Understanding-Enhanced Model Collaboration for Long-Tailed Egocentric Mistake Detection
Abstract Overview
This paper studies egocentric mistake detection in instructional videos, where the goal is to decide whether a target action is performed incorrectly. The proposed Understanding-Enhanced Model Collaboration Method (UE-MCM) uses two complementary branches: a small branch for efficient workflow-level reasoning from both the full coarse video and the fine action segment, and a large branch for fine-grained action-level judgment from the target segment. The small branch is built with a DCR-enhanced CLIP4CLIP encoder, while the large branch uses Qwen3-VL Embedding features, and their predictions are combined through an adaptive collaboration gate. To address the rarity of mistake samples, the training objective combines reweighted cross-entropy, AUC-oriented learning, and label-aware adjustment for long-tailed optimization.
Novelty
The main novelty is the explicit collaboration between two models with different roles: one reasons about whether an action is appropriate within the broader workflow, while the other judges whether the action execution itself is wrong. The method also combines this branch-specialized design with adaptive prediction fusion and a multi-objective long-tail training strategy tailored to rare and ambiguous egocentric mistakes.
Results
On the reported test set, the method achieves an F-score of 0.60 using only RGB input. In the table, this is higher than the listed TimeSformer baselines (up to 0.40), the 2024 top solution (0.51), and the 2025 top solution (0.57). The reported breakdown also shows improved correct recall over the 2025 top solution (0.72 vs. 0.60) and much higher mistake recall than the 2024 top solution (0.62 vs. 0.09).
Key Points
- UE-MCM separates workflow-level inconsistency reasoning and action-level execution reasoning into a small branch and a large branch, then fuses them with an adaptive collaboration gate.
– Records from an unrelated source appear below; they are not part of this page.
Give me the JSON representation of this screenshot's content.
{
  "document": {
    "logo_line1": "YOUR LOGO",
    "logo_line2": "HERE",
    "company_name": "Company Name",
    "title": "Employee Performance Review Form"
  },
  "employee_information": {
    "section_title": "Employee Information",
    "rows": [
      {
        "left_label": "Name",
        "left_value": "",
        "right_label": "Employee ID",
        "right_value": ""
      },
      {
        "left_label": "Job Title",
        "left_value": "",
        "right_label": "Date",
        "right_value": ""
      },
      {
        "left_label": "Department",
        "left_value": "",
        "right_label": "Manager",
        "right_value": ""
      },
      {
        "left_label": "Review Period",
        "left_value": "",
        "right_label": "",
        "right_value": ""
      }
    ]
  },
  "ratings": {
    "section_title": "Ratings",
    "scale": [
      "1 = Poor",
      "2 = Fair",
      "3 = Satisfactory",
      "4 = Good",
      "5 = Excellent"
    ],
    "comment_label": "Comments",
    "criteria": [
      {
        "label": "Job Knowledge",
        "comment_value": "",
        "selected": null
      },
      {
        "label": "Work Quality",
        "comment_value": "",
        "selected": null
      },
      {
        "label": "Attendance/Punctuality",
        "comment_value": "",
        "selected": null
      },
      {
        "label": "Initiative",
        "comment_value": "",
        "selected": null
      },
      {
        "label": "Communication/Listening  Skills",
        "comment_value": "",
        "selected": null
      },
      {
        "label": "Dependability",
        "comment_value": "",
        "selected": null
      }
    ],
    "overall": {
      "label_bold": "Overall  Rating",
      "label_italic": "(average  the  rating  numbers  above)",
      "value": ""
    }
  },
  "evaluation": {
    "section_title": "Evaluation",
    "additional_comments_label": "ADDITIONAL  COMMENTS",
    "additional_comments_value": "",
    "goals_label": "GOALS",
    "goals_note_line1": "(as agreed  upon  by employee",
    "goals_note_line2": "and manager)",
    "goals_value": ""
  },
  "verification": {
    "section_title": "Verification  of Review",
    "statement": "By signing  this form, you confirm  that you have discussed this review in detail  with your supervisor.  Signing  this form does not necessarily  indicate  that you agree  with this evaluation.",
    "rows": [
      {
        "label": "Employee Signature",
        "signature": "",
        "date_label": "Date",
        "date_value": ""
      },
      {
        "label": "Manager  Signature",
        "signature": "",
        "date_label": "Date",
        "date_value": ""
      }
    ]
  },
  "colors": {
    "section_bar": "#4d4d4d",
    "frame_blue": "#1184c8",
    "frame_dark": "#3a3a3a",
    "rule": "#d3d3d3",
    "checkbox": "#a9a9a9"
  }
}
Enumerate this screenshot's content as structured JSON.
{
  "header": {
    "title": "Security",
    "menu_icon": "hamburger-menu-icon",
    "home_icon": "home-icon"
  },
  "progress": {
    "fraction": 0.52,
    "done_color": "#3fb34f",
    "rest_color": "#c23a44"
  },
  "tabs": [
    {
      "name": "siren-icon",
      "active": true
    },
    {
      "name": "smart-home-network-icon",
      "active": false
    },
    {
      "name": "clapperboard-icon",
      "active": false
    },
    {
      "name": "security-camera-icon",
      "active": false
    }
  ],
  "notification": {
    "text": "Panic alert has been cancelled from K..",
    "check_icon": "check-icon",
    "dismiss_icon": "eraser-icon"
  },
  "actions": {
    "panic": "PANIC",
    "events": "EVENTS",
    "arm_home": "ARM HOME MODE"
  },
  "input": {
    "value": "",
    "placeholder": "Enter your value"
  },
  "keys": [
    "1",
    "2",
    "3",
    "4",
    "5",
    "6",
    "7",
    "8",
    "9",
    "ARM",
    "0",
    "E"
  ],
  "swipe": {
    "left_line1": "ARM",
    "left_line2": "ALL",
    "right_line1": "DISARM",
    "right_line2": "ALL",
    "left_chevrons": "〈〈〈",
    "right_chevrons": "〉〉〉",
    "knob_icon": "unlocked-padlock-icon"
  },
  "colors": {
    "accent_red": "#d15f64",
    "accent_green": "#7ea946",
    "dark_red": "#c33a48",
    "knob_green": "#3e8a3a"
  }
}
- The small branch jointly encodes the full coarse video and the fine action segment using a DCR-enhanced CLIP4CLIP encoder, while the large branch uses frozen Qwen3-VL Embedding features from the fine segment.
- The training setup targets class imbalance by combining reweighted cross-entropy, AUC-oriented loss, and label-aware adjustment, and the final system reports a 0.60 F-score on the test set with RGB only.